De omvangschatting van het aantal personen dat te maken heeft met kindermishandeling is gebaseerd op een tweetal deelstudies die onderdeel uitmaken van het onderzoeksprogramma prevalentie huiselijk geweld en kindermishandeling van het WODC. Dit zijn een zelfrapportage onder scholieren in de eerste vier jaar van het voortgezet onderwijs en een informatenstudie onder professionals over kindermishandeling onder alle kinderen tussen de 0 en 17 jaar32). Een derde deelstudie naar het slachtofferschap van huiselijk geweld is in deze editie van de impactmonitor niet meer gebruikt, omdat inmiddels recentere gegevens beschikbaar zijn uit ander onderzoek. In de overkoepelende synthese van Ten Boom & Wittebrood (2019) over de prevalentie van huiselijk geweld en kindermishandeling worden onder meer deze drie studies in samenhang beschreven. Ook wordt ingegaan op de verschillende gebruikte onderzoeksmethoden waarmee gepoogd is deze lastig meetbare verschijnselen in kaart te brengen. Voor meer informatie over de opzet en uitkomsten van deze drie studies en de beperkingen die elk van de studies met zich meebrengt wordt in de eerste plaats verwezen naar deze laatstgenoemde overkoepelende synthese.

Gedetailleerde informatie is te vinden in de drie genoemde originele publicaties.

  • Eijkern, L. van, Downes, R., & Veenstra, R. (2018). Slachtofferschap van huiselijk geweld: Prevalentieonderzoek naar de omvang, aard, relaties en gevolgen van slachtoffer- en plegerschap. Groningen: Rijksuniversiteit Groningen. https://repository.wodc.nl/handle/20.500.12832/2239
    De resultaten uit dit onderzoek zijn gebaseerd op 6 835 respondenten.
  • Alink, L., Prevoo, M., Berkel, S. van, Linting, M., Klein Velderman, M., & Pannebakker, F. (2018). NPM 2017: Nationale prevalentiestudie mishandeling van kinderen en jeugdigen. Leiden: Leiden University, Institute of Education and Child Studies / TNO Child Health. https://repository.wodc.nl/handle/20.500.12832/2241
    Dit onderzoek is gebaseerd op informatie van 785 informanten.
  • Schellingerhout, R., & Ramakers, C. (2017). Scholierenonderzoek Kindermishandeling 2016. Nijmegen: ITS, Radboud Universiteit Nijmegen. https://repository.wodc.nl/handle/20.500.12832/2237
    Dit onderzoek is gebaseerd op informatie van 1 539 scholieren.
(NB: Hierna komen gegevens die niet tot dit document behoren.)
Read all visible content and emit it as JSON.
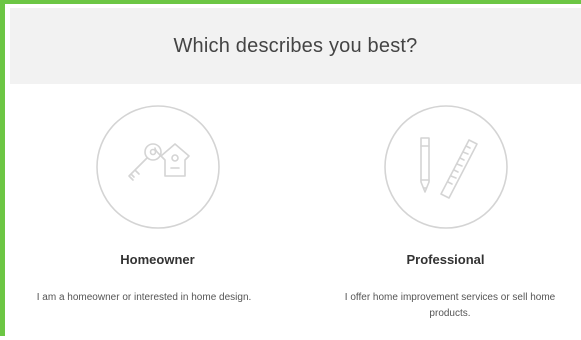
{
  "header": {
    "title": "Which describes you best?"
  },
  "options": [
    {
      "title": "Homeowner",
      "description": "I am a homeowner or interested in home design.",
      "icon": "keys-house-tag-icon"
    },
    {
      "title": "Professional",
      "description": "I offer home improvement services or sell home products.",
      "icon": "pencil-ruler-icon"
    }
  ],
  "colors": {
    "accent_border": "#6cc644",
    "header_bg": "#f2f2f2",
    "icon_stroke": "#d6d6d6"
  }
}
7.5 Recidiveonderzoek WODC

Informatie over daders en recidive van huiselijk geweld zijn afkomstig uit de recidive onderzoeken van het WODC:

7.6 Prevalentiemonitor Huiselijk Geweld en Seksueel Grensoverschrijdend Gedrag 2022 CBS/WODC

Informatie over het aantal slachtoffers (van 16 jaar en ouder) van huiselijk geweld is afkomstig uit het Prevalentieonderzoek Huiselijk Geweld en Seksueel Grensoverschrijdend Gedrag (PHGSG) 2022 van het CBS en WODC. De cijfers in deze PHGSG zijn gebaseerd op een internetenquête onder de Nederlandse bevolking van 16 jaar en ouder in maart en april 2022. Voor het onderzoek zijn honderdduizend personen benaderd. Ruim 24 duizend personen hebben de vragenlijst ingevuld, een respons van 24,2 procent. Dit grote aantal respondenten maakt het mogelijk om betrouwbare en gedetailleerde uitspraken te doen over de prevalentie van huiselijk geweld en seksueel geweld in Nederland.
De PHGSG beschrijft de aard en de mate waarin huiselijk geweld en seksueel geweld in Nederland voorkomen. Bij huiselijk geweld gaat het om vormen van geweld als fysiek geweld, dwingende controle, stalking door ex-partner en seksueel grensoverschrijdend gedrag die gepleegd worden door iemand uit de huiselijke kring. De term ‘huiselijke kring’ heeft betrekking op de sociale relatie tussen slachtoffer en pleger. Tot de huiselijke kring worden gezins- en familieleden en ook eventuele (ex-)partners gerekend. Seksueel grensoverschrijdend gedrag omvat alle vormen van seksuele intimidatie en geweld. Seksueel grensoverschrijdend gedrag kan binnen en buiten de huiselijke kring plaatsvinden, zowel online als offline, in de ‘echte’ wereld. Een deel van het seksueel grensoverschrijdend gedrag dat in de PHGSG wordt onderzocht valt formeel niet binnen de scope van deze impactmonitor, namelijk het seksueel grensoverschrijdend gedrag dat buiten de huiselijke kring plaatsvindt. Uit de PHGSG blijkt dat seksueel grensoverschrijdend gedrag voor het grootste deel niet in huiselijke kring plaatsvindt: 12 procent van de bevolking van 16 jaar en ouder is slachtoffer geweest van seksueel grensoverschrijdend gedrag buiten de huiselijke kring. Bij 2 procent gebeurde dit binnen de huiselijke kring.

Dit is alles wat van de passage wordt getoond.